La SAS Laboratoire de la Mer (ci-après nommée LDLM) est une société française immatriculée au RCS de Saint-Malo depuis le 13 août 2001. Elle développe, fabrique et commercialise tous produits issus de la mer aux termes de son objet social. Venant au droits des sociétés SANOFI puis Laboratoires Goëmar, elle est propriétaire de la marque française LABORATOIRE DE LA MER N° 1 443 841 du 7 janvier 1988, dûment renouvelée successivement en 1998 et en 2008, pour désigner notamment des « parfums et cosmétiques à base de produits marins » en classe 3, telle que renouvelée par déclaration en date du 2 août 2017 auprès de l’INPI.
Tandis que LMT a été déboutée par la cour d’appel de PARIS en 2002, de sa demande en déchéance de la marque LABORATOIRE DE LA MER, pour défaut d’usage par SANOFI, l’Office européen de la propriété intellectuelle a fait droit en 2000 puis 2007; à l’opposition de Goëmar à l’enregistrement des marques communautaires LA MER par LMT tout comme il a fait droit en 2008 puis 2010 à l’opposition de LMT à l’enregistrement des marques communautaires L’ESSENTIEL DE LA MER et LABORATOIRE DE LA MER par LDLM.
La marque CREME DE LA MER ayant été enregistrée sans opposition, LMT a commencé à la commercialiser en 2006.
Convaincue que LDLM n’utilisait pas la marque LABORATOIRE DE LA MER en France pour les produits désignés en classe 3 et faute de parvenir à un accord, par acte délivré le 1er septembre 2015, LMT a fait assigner LDLM devant ce tribunal en déchéance de la dite marque.

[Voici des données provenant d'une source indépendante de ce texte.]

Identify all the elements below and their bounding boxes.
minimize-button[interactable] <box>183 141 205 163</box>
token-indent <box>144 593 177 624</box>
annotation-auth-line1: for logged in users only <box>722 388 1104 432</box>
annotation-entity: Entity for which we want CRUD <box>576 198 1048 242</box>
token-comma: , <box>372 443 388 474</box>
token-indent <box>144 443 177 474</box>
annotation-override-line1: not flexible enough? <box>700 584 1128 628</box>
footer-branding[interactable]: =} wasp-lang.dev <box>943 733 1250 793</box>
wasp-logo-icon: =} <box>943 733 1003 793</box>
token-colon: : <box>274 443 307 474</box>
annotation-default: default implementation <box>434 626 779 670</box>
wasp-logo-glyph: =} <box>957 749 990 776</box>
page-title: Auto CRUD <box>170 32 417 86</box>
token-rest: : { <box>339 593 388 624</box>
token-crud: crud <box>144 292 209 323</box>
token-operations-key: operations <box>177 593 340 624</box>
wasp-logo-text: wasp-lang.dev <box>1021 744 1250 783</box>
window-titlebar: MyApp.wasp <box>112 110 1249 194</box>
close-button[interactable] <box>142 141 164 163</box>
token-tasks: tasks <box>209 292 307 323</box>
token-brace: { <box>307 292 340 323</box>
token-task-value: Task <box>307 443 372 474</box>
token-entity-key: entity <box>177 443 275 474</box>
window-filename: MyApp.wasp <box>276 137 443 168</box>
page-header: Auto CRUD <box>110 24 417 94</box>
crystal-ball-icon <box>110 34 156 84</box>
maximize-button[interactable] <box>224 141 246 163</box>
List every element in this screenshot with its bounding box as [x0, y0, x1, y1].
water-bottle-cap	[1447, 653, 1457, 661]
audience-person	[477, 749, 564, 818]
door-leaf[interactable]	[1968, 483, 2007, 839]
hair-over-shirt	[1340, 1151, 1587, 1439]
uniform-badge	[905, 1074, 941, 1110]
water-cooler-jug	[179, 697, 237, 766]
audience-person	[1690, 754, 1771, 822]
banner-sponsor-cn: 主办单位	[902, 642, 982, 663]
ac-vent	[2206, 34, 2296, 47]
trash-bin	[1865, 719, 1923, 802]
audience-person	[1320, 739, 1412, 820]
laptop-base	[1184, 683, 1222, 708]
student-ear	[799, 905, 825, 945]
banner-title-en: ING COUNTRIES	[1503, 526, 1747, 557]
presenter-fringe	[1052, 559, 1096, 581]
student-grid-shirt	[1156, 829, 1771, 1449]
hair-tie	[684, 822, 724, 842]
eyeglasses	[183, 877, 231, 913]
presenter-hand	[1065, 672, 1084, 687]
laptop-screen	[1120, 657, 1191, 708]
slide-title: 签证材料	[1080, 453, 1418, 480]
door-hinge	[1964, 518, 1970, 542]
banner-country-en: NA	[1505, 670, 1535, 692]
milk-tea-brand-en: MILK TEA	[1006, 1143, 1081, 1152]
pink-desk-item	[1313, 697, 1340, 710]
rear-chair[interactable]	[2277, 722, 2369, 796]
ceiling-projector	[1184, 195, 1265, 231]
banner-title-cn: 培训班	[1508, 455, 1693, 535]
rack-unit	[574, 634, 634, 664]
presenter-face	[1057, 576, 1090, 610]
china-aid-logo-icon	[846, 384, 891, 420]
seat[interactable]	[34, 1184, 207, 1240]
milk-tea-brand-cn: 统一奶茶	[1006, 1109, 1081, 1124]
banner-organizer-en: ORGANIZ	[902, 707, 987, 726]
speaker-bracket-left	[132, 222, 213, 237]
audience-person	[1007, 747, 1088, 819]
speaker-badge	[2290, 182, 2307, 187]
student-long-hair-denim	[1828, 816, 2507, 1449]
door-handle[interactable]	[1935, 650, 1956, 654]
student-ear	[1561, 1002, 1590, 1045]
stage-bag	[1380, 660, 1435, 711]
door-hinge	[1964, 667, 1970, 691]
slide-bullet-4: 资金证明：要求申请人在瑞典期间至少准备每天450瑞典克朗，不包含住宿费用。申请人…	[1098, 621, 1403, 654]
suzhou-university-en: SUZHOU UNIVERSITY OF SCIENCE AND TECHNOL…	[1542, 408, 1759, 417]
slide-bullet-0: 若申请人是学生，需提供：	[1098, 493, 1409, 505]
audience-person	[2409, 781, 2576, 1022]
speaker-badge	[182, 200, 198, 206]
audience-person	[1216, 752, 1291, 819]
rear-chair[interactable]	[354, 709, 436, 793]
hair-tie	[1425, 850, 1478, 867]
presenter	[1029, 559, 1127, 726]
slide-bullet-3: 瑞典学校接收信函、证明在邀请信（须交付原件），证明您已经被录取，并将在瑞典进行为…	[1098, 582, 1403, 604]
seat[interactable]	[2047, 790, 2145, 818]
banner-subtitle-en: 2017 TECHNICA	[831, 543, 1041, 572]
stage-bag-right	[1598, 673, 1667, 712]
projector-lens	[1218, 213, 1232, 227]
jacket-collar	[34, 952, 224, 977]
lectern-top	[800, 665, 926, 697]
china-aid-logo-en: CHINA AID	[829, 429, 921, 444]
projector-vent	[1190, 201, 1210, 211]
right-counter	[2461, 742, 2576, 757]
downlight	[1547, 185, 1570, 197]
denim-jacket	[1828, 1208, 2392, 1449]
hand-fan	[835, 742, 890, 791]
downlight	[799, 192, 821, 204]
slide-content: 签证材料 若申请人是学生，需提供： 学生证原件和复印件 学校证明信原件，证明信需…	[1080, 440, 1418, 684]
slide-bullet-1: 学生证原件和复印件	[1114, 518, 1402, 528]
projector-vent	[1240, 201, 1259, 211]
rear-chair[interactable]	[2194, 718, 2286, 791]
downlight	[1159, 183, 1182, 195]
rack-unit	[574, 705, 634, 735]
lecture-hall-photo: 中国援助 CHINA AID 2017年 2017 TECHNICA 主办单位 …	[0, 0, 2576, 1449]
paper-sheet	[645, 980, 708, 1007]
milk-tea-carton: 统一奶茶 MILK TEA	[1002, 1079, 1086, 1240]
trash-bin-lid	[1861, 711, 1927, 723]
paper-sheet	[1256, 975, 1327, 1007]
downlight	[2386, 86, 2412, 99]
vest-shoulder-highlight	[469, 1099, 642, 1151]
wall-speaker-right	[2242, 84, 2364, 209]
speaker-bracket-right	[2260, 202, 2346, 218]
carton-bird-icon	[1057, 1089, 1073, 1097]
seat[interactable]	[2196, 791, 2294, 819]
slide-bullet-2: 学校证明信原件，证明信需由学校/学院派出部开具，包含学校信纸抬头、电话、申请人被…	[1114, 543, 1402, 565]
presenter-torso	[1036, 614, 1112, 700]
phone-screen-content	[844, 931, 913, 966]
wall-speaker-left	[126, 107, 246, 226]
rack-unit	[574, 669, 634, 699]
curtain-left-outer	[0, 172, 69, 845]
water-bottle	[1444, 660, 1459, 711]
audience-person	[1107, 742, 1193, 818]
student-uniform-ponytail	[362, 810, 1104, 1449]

Aux termes de ses dernières conclusions notifiées par voie électronique le 05 juin 2018, la société LA MER TECHNOLOGY INC. demande au tribunal, aux visas des articles 31,122, 699 et 700 du Code de procédure civile, L714-5 et L716-3 du Code de la propriété intellectuelle, L513-1-1 du Code de la santé publique, et 2 du Règlement 1223/2009 du 30 novembre 2009, de: SE DECLARER compétent pour connaître de la présente action,
DIRE ET JUGER que LMT est recevable et bien fondée à agir à rencontre de LDLM et à solliciter la déchéance pour défaut d’usage de sa marque LABORATOIRE DE LA MER pour les « parfums et cosmétiques à base de produits marins » en classe 3 à compter du 11 juin 1993, subsidiairement à compter du mois de mars 2000 et à titre infiniment subsidiaire, à compter du 1er septembre 2015, DIRE ET JUGER que les éléments de preuve apportés par LDLM sont insuffisants à démontrer un usage sérieux de la marque
LABORATOIRE DE LA MER pour les « parfums et cosmétiques à base de produits marins » en classe 3, DIRE ET JUGER que la marque LABORATOIRE DE LA MER n’a pas fait l’objet d’un usage sérieux pour les « parfums et cosmétiques à base de produits marins » en classe 3 à compter du 11 juin 1993, subsidiairement à compter du mois de mars 2000 et à titre infiniment subsidiaire, à compter du 1er septembre 2015, En conséquence ORDONNER la déchéance pour défaut d’usage de la marque LABORATOIRE DE LA MER pour les « parfums et cosmétiques à base de produits marins » en classe 3 à compter du 11 juin 1993, subsidiairement à compter du mois de mars 2000 et à titre infiniment subsidiaire, à compter du 1er septembre 2015, DIRE ET JUGER que la déchéance prononcée aura un effet absolu à l’égard des tiers, DEMANDER au greffe du tribunal de transmettre à l’institut national de la propriété industrielle le jugement à intervenu, une fois devenu définitif, aux fins d’inscription au registre national des marques, DIRE ET JUGER que les demandes reconventionnelles de LDLM sont irrecevables et mal fondées ; DIRE ET JUGER que la demande reconventionnelle en déchéance de LDLM pour non usage de la marque LA MER de LMT est irrecevable et subsidiairement mil fondée, DIRE ET JUGER que la demande reconventionnelle en contrefaçon de LDLM de ses droits sur la marque LABORATOIRE DE LA MER est irrecevable et subsidiairement mal fondée, DÉBOUTER LDLM de l’ensemble de ses demandes reconventionnelles, En tout état de cause ORDONNER l’exécution provisoire du jugement à intervenir, nonobstant appel et sans caution, CONDAMNER LDLM à payer à LMT la somme de 114.946,17€ au titre de l’article 700 du Code de procédure civile, CONDAMNER LDLM aux entiers dépens, dont le recouvrement sera assuré directement par le cabinet Hogan Lovells (Paris) LLP, dans les conditions prévues à l’article 699 du Code de procédure civile.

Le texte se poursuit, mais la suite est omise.